Petersen then researched the scholarship and approached the Director of UI’s Office of Scholar Development, Kelly Thornburg, to learn more. Petersen said she was very encouraging.

Thornburg described Petersen as “irrepressible” and a very hard-working person. Thornburg met regularly with Petersen from September 2023 to late March.

“Over the course of seven months, we worked together to explore graduate school options, and try out new ways to share the complex experiences that shaped who he is as a person and a public servant,” Thornburg said.

Similarly, Political Science Professor Brian Lai, who wrote Petersen a letter of recommendation for the application process, also commented on Petersen’s character, highlighting his perseverance.

RELATED: 33-year-old UI transfer student lives in dorms, finds community.

“He is a natural fit for this award, so my role was just to describe why he is an ideal candidate.
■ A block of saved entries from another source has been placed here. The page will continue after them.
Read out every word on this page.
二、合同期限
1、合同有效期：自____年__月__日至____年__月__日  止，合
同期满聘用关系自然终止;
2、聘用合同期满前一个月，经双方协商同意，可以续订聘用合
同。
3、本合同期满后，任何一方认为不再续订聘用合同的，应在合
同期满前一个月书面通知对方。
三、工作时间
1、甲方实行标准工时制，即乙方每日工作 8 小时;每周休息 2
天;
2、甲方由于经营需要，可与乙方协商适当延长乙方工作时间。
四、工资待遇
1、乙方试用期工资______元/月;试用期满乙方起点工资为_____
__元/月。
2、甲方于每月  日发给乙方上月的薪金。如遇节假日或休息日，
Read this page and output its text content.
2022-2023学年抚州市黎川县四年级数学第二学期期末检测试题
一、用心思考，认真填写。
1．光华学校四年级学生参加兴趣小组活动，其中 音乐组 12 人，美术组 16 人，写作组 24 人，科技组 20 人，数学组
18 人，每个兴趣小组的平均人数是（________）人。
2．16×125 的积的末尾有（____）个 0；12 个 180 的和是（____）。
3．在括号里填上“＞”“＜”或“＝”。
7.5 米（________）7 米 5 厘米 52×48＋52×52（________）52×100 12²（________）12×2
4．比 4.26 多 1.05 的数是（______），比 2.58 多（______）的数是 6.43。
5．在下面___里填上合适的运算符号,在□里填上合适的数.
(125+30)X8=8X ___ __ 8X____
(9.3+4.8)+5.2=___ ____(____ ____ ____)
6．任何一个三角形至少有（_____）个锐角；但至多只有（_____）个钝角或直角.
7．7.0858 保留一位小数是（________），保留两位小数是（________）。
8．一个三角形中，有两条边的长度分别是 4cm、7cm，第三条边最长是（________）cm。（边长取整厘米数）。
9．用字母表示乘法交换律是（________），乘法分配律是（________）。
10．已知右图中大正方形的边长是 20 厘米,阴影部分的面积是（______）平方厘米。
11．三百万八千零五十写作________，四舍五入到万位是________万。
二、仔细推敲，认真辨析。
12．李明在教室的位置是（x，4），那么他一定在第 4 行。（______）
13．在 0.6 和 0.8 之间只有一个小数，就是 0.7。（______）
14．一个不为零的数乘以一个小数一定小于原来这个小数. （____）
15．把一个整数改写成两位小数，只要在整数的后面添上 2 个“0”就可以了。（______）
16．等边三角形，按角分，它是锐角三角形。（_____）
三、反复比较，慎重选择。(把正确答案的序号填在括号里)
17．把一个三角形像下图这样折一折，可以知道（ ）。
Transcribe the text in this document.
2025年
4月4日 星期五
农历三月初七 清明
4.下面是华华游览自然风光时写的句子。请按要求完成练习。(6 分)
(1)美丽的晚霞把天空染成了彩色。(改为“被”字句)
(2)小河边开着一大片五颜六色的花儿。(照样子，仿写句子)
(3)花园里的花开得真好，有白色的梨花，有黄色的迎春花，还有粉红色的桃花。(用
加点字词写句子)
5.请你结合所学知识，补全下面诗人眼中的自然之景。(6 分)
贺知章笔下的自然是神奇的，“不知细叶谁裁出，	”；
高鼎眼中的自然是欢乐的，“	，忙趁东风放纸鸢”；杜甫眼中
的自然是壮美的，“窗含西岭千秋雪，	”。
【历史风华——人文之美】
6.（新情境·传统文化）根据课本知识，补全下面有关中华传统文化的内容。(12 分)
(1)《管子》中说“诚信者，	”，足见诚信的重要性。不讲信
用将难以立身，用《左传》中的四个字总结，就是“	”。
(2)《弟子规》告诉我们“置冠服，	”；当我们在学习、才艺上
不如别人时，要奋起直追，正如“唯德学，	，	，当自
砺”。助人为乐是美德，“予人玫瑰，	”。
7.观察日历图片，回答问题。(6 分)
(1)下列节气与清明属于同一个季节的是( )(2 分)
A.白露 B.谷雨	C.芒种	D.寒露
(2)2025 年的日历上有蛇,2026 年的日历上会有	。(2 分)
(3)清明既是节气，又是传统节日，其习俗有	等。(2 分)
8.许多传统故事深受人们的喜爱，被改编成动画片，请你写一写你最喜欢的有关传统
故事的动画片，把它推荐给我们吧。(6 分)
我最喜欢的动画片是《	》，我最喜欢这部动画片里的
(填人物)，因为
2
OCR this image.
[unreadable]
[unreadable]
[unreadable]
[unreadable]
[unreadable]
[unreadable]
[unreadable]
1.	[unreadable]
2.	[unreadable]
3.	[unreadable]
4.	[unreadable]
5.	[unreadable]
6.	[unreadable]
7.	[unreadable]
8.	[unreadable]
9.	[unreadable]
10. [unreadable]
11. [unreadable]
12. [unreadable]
C.J.’s experiences and interests in public service exemplifies the Truman Scholarship criteria,” Lai said.

Petersen said he appreciated both Thornburg and Lai for seeing the value in a nontraditional experience for an opportunity usually dominated by students who have the traditional pathway.

He also highlighted the importance of his background, wanting to share the fact that though his story is unique, it is a story that many other people still relate to or have gone through a similar experience.

“My parents are divorced. I grew up kind of in a single-parent household,” Petersen said. “We didn’t have a lot, but I always felt like I could dream big or achieve something someday. I did one year of community college and then ended up finding out that I liked drinking a lot.”

Petersen also discussed his post-grad plans, as the scholarship is meant for graduate studies.

“I’m currently interested in the Iowa Initiative for Sustainable Communities, which is something that students in the Masters of Urban and Regional Planning program can partake in, at the School of Planning and Public Affairs at the university,” Petersen said.